Blaze west of Silverton remains under investigation
The Ice Fire west of Silverton has slowed despite high winds throughout the region.

The Ice Fire experienced little growth and was 30% contained as of Thursday night despite high winds that swept through the region.

“There was a little bit of activity, but it was basically inside the fire lines and not a threat,” U.S. Forest Service spokesman Andy Lyon said in an interview with The Durango Herald on Thursday night. “Considering how much wind was on it, it was not very active at all.”

The Ice Fire broke out Monday afternoon, about a quarter mile up the popular Ice Lakes trailhead, about 6 miles west of Silverton.

As of Thursday, the fire had burned about 600 acres, but most of that new growth is from burnout operations on the fire’s boundaries in an attempt to box it in the South Mineral Creek area, said Incident Commander Brad Pietruszka.

Burnouts are a firefighting strategy where an area is intentionally burned along a containment line, so when the wildfire hits, there are no fuels to burn and it can’t spread.

Firefighters reached 30% containment, mostly along the fire’s southern edge at South Mineral Creek Road. Avalanche chutes and burnout operations are being used to contain the fire at its western and eastern flanks, Pietruszka said.

The Ice Fire is not expected to spread to the north because the terrain runs into rocky peaks with no vegetation. So far, the fire has petered out once reaching grasses above tree line, Lyon said.

While suppression efforts so far have been successful, high winds are again in the forecast for Friday, which have the potential of causing the Ice Fire to increase in size.

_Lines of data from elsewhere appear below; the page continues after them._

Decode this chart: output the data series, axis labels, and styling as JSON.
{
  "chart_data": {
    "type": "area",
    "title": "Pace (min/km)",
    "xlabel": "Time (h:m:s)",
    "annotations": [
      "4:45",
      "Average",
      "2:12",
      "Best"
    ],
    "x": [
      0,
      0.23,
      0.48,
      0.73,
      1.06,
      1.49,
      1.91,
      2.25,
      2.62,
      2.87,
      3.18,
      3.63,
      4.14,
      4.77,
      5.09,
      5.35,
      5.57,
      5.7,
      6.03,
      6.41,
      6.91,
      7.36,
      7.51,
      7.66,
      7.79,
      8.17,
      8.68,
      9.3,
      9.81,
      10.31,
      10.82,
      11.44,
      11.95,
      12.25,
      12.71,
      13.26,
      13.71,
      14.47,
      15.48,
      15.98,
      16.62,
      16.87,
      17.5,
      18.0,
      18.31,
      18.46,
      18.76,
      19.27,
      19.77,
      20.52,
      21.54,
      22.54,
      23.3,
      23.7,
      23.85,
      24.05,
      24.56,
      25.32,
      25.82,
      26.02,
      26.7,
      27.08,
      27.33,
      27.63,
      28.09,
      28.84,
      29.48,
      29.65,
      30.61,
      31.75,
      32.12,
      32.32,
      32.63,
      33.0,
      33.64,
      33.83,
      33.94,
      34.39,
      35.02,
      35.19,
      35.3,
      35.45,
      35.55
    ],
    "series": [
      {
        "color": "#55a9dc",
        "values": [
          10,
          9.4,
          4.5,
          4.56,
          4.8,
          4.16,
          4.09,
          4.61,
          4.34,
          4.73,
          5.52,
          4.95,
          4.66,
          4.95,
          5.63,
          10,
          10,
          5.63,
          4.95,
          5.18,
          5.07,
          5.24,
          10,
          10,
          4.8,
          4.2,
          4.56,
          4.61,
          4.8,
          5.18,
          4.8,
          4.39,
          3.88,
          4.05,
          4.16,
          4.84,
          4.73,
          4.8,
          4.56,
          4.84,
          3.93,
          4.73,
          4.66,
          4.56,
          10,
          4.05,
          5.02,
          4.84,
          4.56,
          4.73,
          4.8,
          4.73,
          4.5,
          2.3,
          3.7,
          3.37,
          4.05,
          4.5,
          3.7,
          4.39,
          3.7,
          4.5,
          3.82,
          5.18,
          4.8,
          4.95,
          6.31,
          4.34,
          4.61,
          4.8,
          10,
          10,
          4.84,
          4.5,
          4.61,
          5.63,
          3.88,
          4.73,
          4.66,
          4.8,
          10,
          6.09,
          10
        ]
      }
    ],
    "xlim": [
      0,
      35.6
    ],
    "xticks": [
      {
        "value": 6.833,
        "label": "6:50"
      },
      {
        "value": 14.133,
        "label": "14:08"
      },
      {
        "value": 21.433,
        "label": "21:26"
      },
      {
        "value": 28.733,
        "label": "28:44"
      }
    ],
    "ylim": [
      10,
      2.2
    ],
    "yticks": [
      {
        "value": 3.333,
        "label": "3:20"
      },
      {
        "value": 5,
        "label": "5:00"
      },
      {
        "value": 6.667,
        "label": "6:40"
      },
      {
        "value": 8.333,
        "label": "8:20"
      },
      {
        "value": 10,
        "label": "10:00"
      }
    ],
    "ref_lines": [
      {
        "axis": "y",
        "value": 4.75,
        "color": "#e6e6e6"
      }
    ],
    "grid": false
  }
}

Luckily, humidity and cold temperatures at night are setting up conditions during the day that aren’t resulting in uncontrollable fire spread.

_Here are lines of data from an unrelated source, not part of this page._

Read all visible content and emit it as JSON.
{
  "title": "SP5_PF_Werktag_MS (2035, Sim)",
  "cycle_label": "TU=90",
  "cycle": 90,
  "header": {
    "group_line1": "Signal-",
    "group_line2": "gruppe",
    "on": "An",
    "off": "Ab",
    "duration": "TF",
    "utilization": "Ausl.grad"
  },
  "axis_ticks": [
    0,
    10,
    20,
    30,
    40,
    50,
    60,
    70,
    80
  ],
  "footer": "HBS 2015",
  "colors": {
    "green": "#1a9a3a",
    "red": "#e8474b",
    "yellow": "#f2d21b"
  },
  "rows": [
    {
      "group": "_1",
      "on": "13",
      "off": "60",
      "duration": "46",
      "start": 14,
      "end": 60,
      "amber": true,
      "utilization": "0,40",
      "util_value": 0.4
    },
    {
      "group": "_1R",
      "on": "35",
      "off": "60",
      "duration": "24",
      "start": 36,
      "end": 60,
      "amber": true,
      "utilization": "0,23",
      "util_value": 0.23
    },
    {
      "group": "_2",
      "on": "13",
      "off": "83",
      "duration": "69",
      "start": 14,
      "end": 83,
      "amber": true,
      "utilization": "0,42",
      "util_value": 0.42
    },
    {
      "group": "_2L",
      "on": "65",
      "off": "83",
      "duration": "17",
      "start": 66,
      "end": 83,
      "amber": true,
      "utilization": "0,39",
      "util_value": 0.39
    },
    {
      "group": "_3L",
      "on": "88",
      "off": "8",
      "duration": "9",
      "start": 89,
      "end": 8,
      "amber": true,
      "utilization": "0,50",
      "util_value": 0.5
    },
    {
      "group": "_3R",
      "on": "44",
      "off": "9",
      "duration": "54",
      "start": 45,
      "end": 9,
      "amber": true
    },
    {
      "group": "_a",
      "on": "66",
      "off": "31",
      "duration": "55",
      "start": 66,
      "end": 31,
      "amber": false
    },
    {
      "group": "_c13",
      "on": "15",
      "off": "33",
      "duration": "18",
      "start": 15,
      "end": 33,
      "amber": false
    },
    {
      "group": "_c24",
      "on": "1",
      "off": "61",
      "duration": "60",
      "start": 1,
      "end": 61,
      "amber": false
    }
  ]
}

“A little bit of humidity increase can make a big difference,” Lyon said.

The good news, Lyon said, is that precipitation, most likely snow, is in the forecast for Sunday, which could stall the fire.

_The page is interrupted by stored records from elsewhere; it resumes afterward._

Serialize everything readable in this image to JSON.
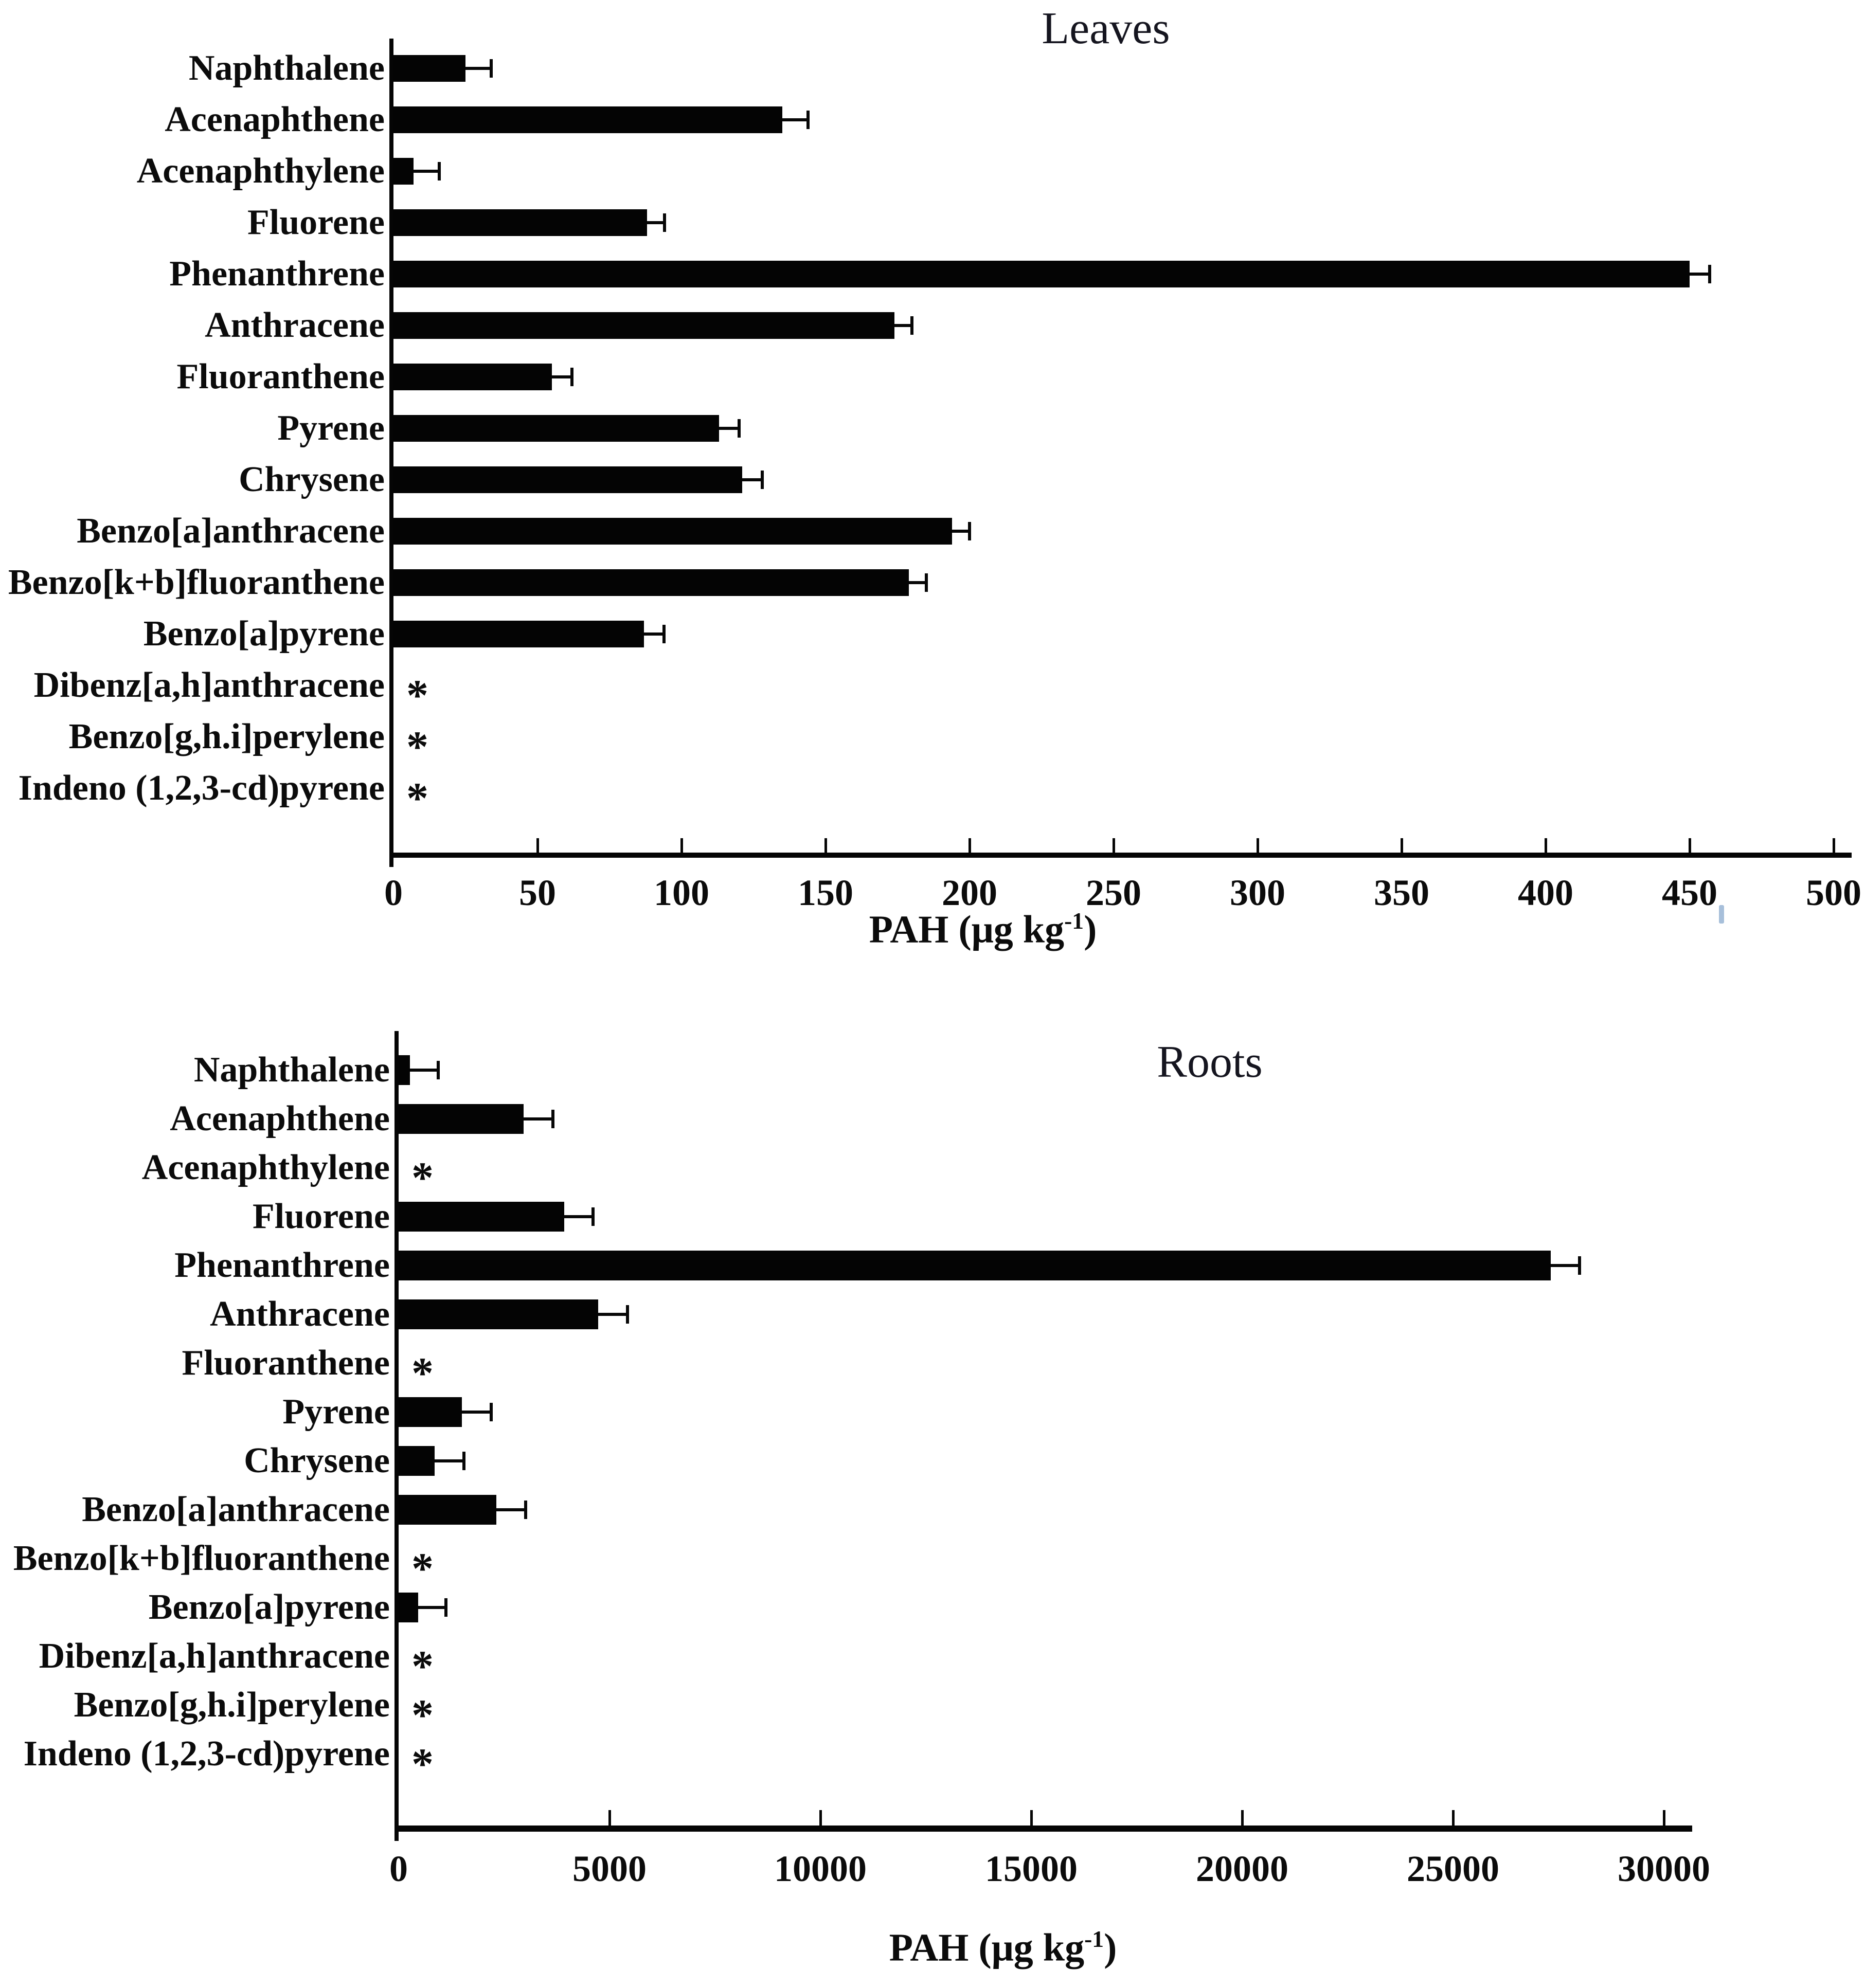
{
  "figure": {
    "background_color": "#ffffff",
    "bar_color": "#040404",
    "text_color": "#0b0b0b",
    "not_detected_marker": "*"
  },
  "chart_data": [
    {
      "type": "bar",
      "orientation": "horizontal",
      "title": "Leaves",
      "xlabel": "PAH (μg kg⁻¹)",
      "xlabel_parts": {
        "prefix": "PAH (μg kg",
        "sup": "-1",
        "suffix": ")"
      },
      "xlim": [
        0,
        500
      ],
      "xticks": [
        "0",
        "50",
        "100",
        "150",
        "200",
        "250",
        "300",
        "350",
        "400",
        "450",
        "500"
      ],
      "grid": false,
      "legend": null,
      "categories": [
        "Naphthalene",
        "Acenaphthene",
        "Acenaphthylene",
        "Fluorene",
        "Phenanthrene",
        "Anthracene",
        "Fluoranthene",
        "Pyrene",
        "Chrysene",
        "Benzo[a]anthracene",
        "Benzo[k+b]fluoranthene",
        "Benzo[a]pyrene",
        "Dibenz[a,h]anthracene",
        "Benzo[g,h.i]perylene",
        "Indeno (1,2,3-cd)pyrene"
      ],
      "values": [
        25,
        135,
        7,
        88,
        450,
        174,
        55,
        113,
        121,
        194,
        179,
        87,
        null,
        null,
        null
      ],
      "errors_plus": [
        9,
        9,
        9,
        6,
        7,
        6,
        7,
        7,
        7,
        6,
        6,
        7,
        null,
        null,
        null
      ],
      "not_detected": [
        false,
        false,
        false,
        false,
        false,
        false,
        false,
        false,
        false,
        false,
        false,
        false,
        true,
        true,
        true
      ]
    },
    {
      "type": "bar",
      "orientation": "horizontal",
      "title": "Roots",
      "xlabel": "PAH (μg kg⁻¹)",
      "xlabel_parts": {
        "prefix": "PAH (μg kg",
        "sup": "-1",
        "suffix": ")"
      },
      "xlim": [
        0,
        30000
      ],
      "xticks": [
        "0",
        "5000",
        "10000",
        "15000",
        "20000",
        "25000",
        "30000"
      ],
      "grid": false,
      "legend": null,
      "categories": [
        "Naphthalene",
        "Acenaphthene",
        "Acenaphthylene",
        "Fluorene",
        "Phenanthrene",
        "Anthracene",
        "Fluoranthene",
        "Pyrene",
        "Chrysene",
        "Benzo[a]anthracene",
        "Benzo[k+b]fluoranthene",
        "Benzo[a]pyrene",
        "Dibenz[a,h]anthracene",
        "Benzo[g,h.i]perylene",
        "Indeno (1,2,3-cd)pyrene"
      ],
      "values": [
        270,
        2960,
        null,
        3930,
        27320,
        4730,
        null,
        1500,
        855,
        2320,
        null,
        460,
        null,
        null,
        null
      ],
      "errors_plus": [
        670,
        700,
        null,
        680,
        680,
        700,
        null,
        700,
        695,
        690,
        null,
        660,
        null,
        null,
        null
      ],
      "not_detected": [
        false,
        false,
        true,
        false,
        false,
        false,
        true,
        false,
        false,
        false,
        true,
        false,
        true,
        true,
        true
      ]
    }
  ]
}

“It’s not out, it’s not over, but the closer we get to the moisture this weekend, the better we’re feeling,” he said.

Lyon said the cause of the fire remains unknown and under investigation.

No evacuation orders have been issued for the town of Silverton, but emergency management officials are encouraging residents to be alert of the situation should the fire take a turn for the worse.

“2020 still has some challenges to present our community,” said San Juan County Sheriff Bruce Conrad. “We’re feeling pretty positive about where things are going.”

An air-quality health advisory for wildfire smoke is in effect for San Juan County until 9 a.m. Friday.

Fire danger has remained high throughout the summer in Southwest Colorado, and Stage 1 fire restrictions remain in place in the San Juan National Forest, which prohibit campfires and smoking in certain outdoor areas.

The Forest Service asks the public to not stop on the highway to take pictures or fly drones, which force aerial attack aircraft to divert from an area. All public lands that border Mineral Creek are closed to the public.